PORTLAND, Ore. – The Portland Timbers tried a similar tactic last year, when the team used Targeted Allocation Money to bolster their defense with the acquisition of Claude Dielna. There were uncertainties in the early months, but by the end of the season, the plan’s general goal came through. He was a central defender who’s going to come in and defend and compete with the other players on the depth chart.
Consider that lens when looking at Dario Zuparic, a slightly younger player Dielna but one who addresses similar needs and goals. Is the Croatian going to start immediately? It’s too early to say, because the whole point of bringing him in is to compete within, not immediately slot in at the top of the center back depth chart.
This is one of the acquisitions Timbers’ president of soccer Gavin Wilkinson has come to allude to when saying, each offseason, the team will go out and acquire multiple players to provide new competition at multiple starting positions. The numbers change each year, but the philosophies are the same. You have to keep moving forward, and at each position, you need to have options.
Zuparic is now one of those options.
“Dario was targeted as a player of interest over a year ago and we are delighted to get a proven defender at a very good age to join the Timbers,” said Wilkinson. “[He] brings a wealth of experience and we believe his playing style, experience and leadership qualities will be very beneficial to the team and we expect him to make a significant impact once he is fully transitioned.”

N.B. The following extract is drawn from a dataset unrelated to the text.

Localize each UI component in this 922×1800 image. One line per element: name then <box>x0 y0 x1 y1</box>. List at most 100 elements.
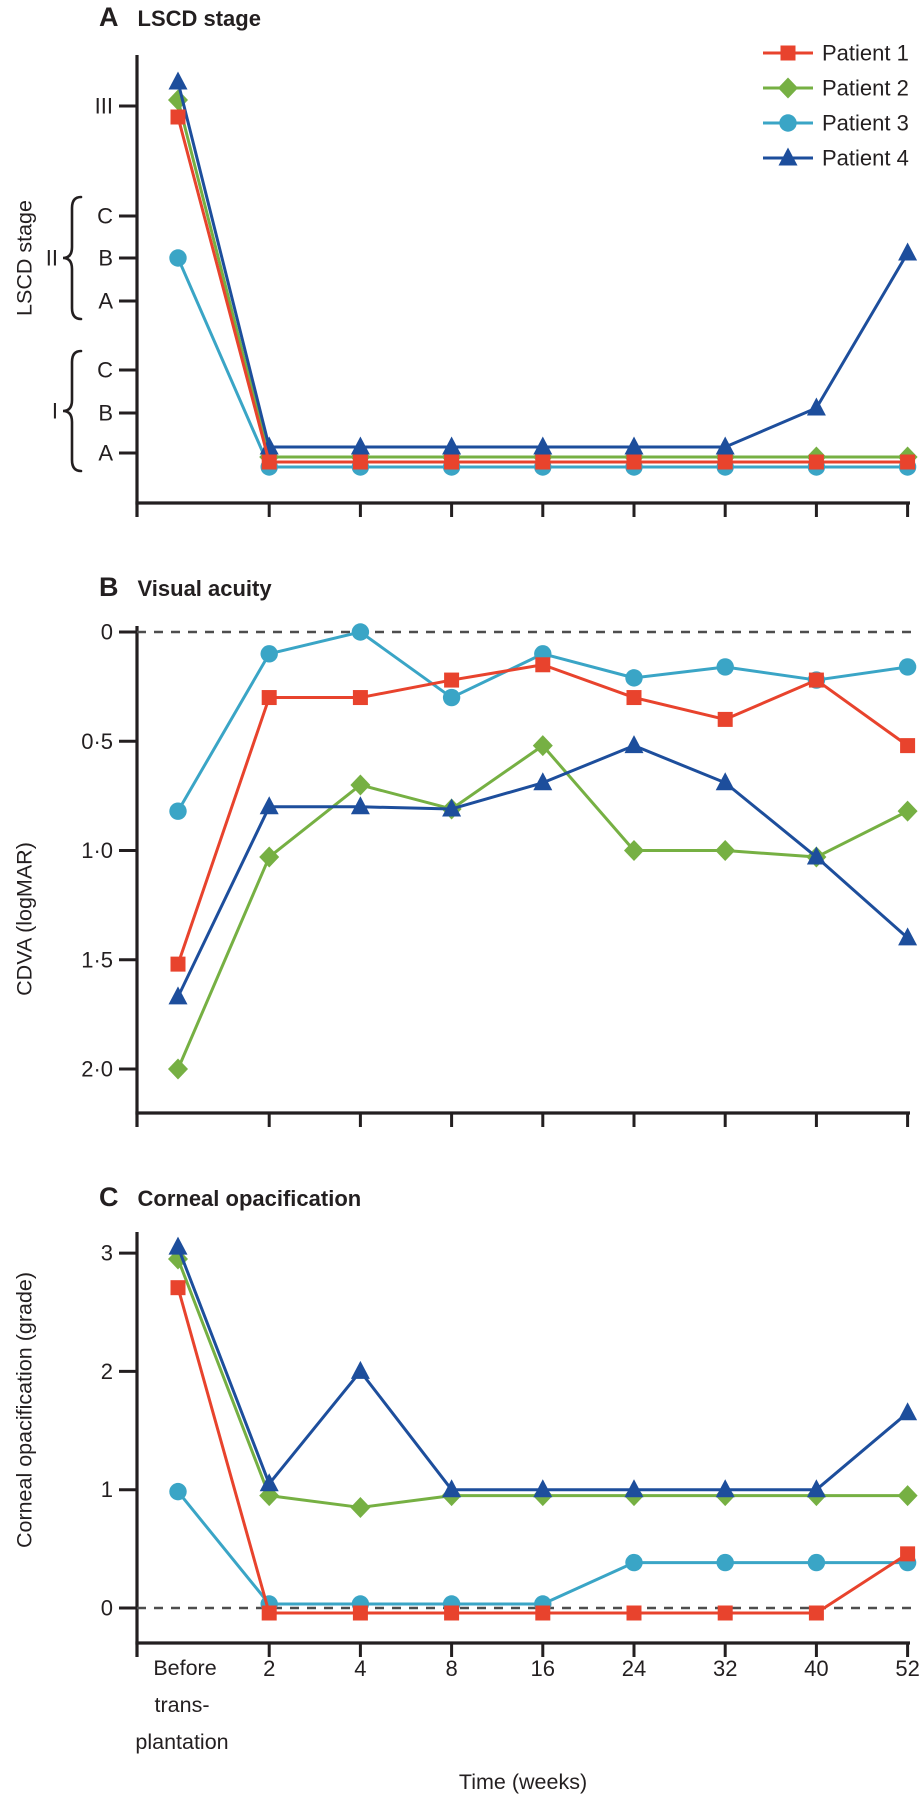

The circumstances of last offseason led WIlkinson and his staff to pursue a different profile, one where Major League Soccer experience was a line item while a multi-year commitment wasn’t. Consider how Zuparic’s profile differs. With no experience outside Croatia or Italy, the 27-year-old doesn’t come with Dielna’s familiarity with his new circuit, nor may Portland need that as much, now. After another year, all of Julio Cascante’s, Larrys Mabiala’s and Bill Tuiloma’s experiences within MLS have evolved. The team’s needs in a complementary piece have evolved with them.
So to has Portland’s tolerance for a longer commitment. In the year after Liam Ridgewell’s departure – in the year where career highs in playing time for Cascante and Tuiloma have provided valuable information – the Timbers can move forward with more certainty: more certainty of what they have now; and what, in their players’ evolutions, they’re likely to have in the future. Mabalia as an anchor, but in the continued growths of Cascante and Tuiloma, there are educated guesses you can make as to how Portland’s needs will develop. From those guesses, a profile is formed of what you’d need from that longer commitment.
So how does Zuparic fit that profile? Without somebody like Wilkinson, Savarese or technical director Ned Grabavoy being unexpectedly explicit about it, we can start with the player’s experience. Eight years’ of time accumulated between two European leagues. One stint outside his home country. Three different clubs, for whom he held down consistent starting roles. That, within the context of the European game, Zuparic didn’t play for more than three clubs hints at a ceiling and a floor. This may not be a defender who commands a Designated Player’s consideration, but it is somebody who has consistently made himself essential, wherever he’s gone.
“Dario’s vast experience playing in Europe will be an important asset to strengthen our backline and his winning mentality perfectly aligns with the team’s culture," said Savarese.
There’s also an age component. Zuparic is 27. This isn’t the type of signing we’ve seen in recent years funneled through Timbers 2, where the life around the United Soccer Leagues gave players like Marvin Loría and Renzo Zambrano an evaluation period, as well as a period of adaptation. Zuparic’s ago hints at a what you see is what you get aspect to his arrival. This is a finished product. He’s going to be expected to contribute. His ceiling may be his floor.
Consider, too, how the profile of Timbers fullbacks has evolved in recent seasons, and what that means for your center back wants. To look at any good team and imply “center backs only do this” or “fullbacks only do that” would be too reductive, as most teams either have talents or schemes that allow them to do the proverbial “both.” But as Jorge Villafaña has returned from Mexico, Jorge Moreira’s established himself at right back, and Marco Farfan’s evolved into a United States U-level international, Portland’s developed fullback depth more commensurate with the modern game – depth that is capable of spending much of their time at the midfield line and beyond. The centerback at his side can sometimes be left on his own.
It’d be foolish to speculate how Zuparic will adapt to those demands – we’ve all been around MLS long enough to know there’s hit and miss ratio – but the context around his signing gives us clues: how is he expected to hit, and why.
Regardless, with his signing, the Timbers’ center-back depth chart is back to full strength. One of the players Wilkinson said would come in and compete for spots? His name’s on the books, now.